White has also tried:
a) 9.Bf4 d6 10.Qc1 Nxc3 11.bxc3 Qa5 12.c5 dxc5 13.Qe3 Nc7 14.c4 Ne6 15.d5 cxd5 16.cxd5 Nxf4 17.Qxf4 Qd8 =+ Graf-Bartel, Kusadasi 2006.
b) 9.Qb3 Kh8 10.Bf4 d6 11.Nxe4 fxe4 12.Nd2 Bxd4 13.Nxe4 Qb6 14.Qd1 Bf5 15.b4 Bg7 16.Be3 Qd8 17.b5 cxb5 18.Rxb5 b6 = Bruzon Bautista-Bartel, Calvia 2006.
c) 9.c5 b6 10.cxb6 axb6 11.Qc2 d5 12.Rd1 Be6 13.Ng5 Bd7 14.f3 Nxg5 15.Bxg5 Qe8 16.e4 fxe4 17.fxe4 Bg4 = Glyanets-E.Ragozin, Orel 1992.
9...d6 10.Rd1
10.Nxe4 fxe4 11.Ng5 d5 12.cxd5 cxd5 13.Qb3 e6 would have been unclear.
10...Qe8! (Dia)
This looks more active than 10...Nc7 11.b4 h6 12.Bb2 Kh7 13.d5 Nxc3 14.Bxc3 of Shuklin-Poletaev, Kazan 1995 which nevertheless might have been playable for Black if he hadn’t blundered with 14...e5?? which allowed 15.dxc6 bxc6 16.Bxe5 and a winning advantage to White.
It’s hard to pinpoint exactly where White goes wrong in this game. This looks like a more active way to exclude Black’s ...Nb4 option than 11.a3 but now the weakness of the c-pawn becomes a factor.
11...Qf7 12.Na4 Be6
Every opening has its distinct personality but few are so peculiar as the Leningrad. Black’s piece deployment would seem strange by any standard except the Leningrad Dutch, yet he is probably already better.
White experiences similar problems after 13.b5 cxb5 14.cxb5 Rac8, e.g. 15.Qb2 Nc7 16.b6 Bd7 17.Qb3 Nd5 and Black’s play in the c-file promises him the better chances.

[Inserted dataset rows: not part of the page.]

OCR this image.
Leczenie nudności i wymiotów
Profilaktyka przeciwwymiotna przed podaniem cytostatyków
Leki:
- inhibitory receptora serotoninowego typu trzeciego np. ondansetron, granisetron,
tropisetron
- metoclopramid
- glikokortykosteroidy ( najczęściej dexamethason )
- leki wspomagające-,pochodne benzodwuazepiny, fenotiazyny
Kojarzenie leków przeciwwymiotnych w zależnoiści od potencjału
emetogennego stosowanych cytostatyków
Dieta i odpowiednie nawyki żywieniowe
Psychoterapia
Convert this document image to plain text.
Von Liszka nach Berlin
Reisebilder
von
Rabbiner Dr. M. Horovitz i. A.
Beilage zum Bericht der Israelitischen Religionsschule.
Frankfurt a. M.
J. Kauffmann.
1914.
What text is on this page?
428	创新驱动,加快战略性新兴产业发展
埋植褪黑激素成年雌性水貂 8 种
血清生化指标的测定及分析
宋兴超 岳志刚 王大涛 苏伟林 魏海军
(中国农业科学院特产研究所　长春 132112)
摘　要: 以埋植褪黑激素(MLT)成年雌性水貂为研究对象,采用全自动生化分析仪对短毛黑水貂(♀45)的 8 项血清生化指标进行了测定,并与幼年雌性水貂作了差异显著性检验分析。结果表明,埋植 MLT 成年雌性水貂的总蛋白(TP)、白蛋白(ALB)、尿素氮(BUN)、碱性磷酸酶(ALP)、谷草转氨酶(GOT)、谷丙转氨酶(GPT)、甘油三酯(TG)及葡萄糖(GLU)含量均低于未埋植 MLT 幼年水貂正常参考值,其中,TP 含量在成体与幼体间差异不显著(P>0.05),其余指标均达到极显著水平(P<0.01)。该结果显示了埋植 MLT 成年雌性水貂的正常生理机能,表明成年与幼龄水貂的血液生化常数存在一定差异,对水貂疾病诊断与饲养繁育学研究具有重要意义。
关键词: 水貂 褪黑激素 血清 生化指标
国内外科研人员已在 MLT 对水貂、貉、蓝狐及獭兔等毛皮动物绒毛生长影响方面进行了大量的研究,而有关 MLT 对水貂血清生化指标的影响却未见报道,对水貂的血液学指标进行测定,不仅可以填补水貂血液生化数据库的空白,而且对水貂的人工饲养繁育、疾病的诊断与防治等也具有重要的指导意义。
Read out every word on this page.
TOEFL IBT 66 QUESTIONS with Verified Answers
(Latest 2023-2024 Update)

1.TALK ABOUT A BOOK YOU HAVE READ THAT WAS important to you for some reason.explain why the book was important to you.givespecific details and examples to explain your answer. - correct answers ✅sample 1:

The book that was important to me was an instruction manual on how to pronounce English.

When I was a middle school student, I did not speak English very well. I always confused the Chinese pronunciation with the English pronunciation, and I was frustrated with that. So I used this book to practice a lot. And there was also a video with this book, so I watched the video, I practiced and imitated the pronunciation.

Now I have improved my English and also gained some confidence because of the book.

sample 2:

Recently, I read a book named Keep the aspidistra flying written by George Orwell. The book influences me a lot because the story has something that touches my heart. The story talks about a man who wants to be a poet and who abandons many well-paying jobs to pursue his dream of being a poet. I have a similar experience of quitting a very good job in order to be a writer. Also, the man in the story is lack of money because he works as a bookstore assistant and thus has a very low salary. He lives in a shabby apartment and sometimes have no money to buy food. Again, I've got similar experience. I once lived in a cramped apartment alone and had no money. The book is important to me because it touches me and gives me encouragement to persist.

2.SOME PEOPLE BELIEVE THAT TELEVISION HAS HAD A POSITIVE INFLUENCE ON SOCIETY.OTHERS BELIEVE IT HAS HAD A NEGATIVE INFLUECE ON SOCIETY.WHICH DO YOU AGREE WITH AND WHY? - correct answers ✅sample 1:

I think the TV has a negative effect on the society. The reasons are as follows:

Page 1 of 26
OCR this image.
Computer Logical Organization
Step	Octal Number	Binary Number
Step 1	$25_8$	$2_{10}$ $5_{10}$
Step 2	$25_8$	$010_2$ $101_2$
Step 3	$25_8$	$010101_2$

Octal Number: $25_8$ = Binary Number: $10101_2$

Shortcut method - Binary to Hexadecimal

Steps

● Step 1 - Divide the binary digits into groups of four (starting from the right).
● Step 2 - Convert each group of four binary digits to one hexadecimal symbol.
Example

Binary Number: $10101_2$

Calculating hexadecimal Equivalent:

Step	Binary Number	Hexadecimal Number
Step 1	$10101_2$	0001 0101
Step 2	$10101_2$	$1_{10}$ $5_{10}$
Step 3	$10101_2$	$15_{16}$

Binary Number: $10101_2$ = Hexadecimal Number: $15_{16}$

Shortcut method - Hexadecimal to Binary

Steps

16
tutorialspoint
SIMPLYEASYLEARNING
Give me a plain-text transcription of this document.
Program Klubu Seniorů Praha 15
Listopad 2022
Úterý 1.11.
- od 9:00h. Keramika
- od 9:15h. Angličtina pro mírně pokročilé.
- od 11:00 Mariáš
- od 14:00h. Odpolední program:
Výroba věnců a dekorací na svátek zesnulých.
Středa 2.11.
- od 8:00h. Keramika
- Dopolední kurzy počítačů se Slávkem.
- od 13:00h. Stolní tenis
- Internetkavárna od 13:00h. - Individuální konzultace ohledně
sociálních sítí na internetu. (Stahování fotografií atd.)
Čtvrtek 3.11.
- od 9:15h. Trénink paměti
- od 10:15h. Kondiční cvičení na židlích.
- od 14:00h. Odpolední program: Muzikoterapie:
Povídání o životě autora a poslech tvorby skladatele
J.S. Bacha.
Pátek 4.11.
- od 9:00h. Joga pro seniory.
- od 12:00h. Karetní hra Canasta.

13...cxd5 14.cxd5 Bd7 15.b5 Rac8 (Dia)
Here, in Lacrosse-Murey, Bethune 1998 White already resigned. That certainly was a bit premature and my guess is that White, depressed by the development of the game, miscalculated the line 16.Qd3 (16.Qb3 leads to much of the same) 16...Nac5?! 17.Nxc5 Rxc5 and overlooked the resource 18.Ng5! Nxg5 19.Bxg5 Rc3 20.Qd2 which is fairly equal. Instead Black gets a clear (but hardly winning) advantage after 16...Nc7! 17.Be3 (17.a3 Qe8 18.Nd4 Nxd5 19.Nxf5 Bxf5 20.Bxe4 Bxe4 21.Qxe4 e6 22.Qd3 Nf6 23.Qxd6 Ne4 24.Qb4 Nxf2 isn’t better) 17...Qe8 18.Nd4 Nxd5 19.Nxf5 Rxf5 20.Bxe4 Nxe3 21.Qxe3 Rxb5.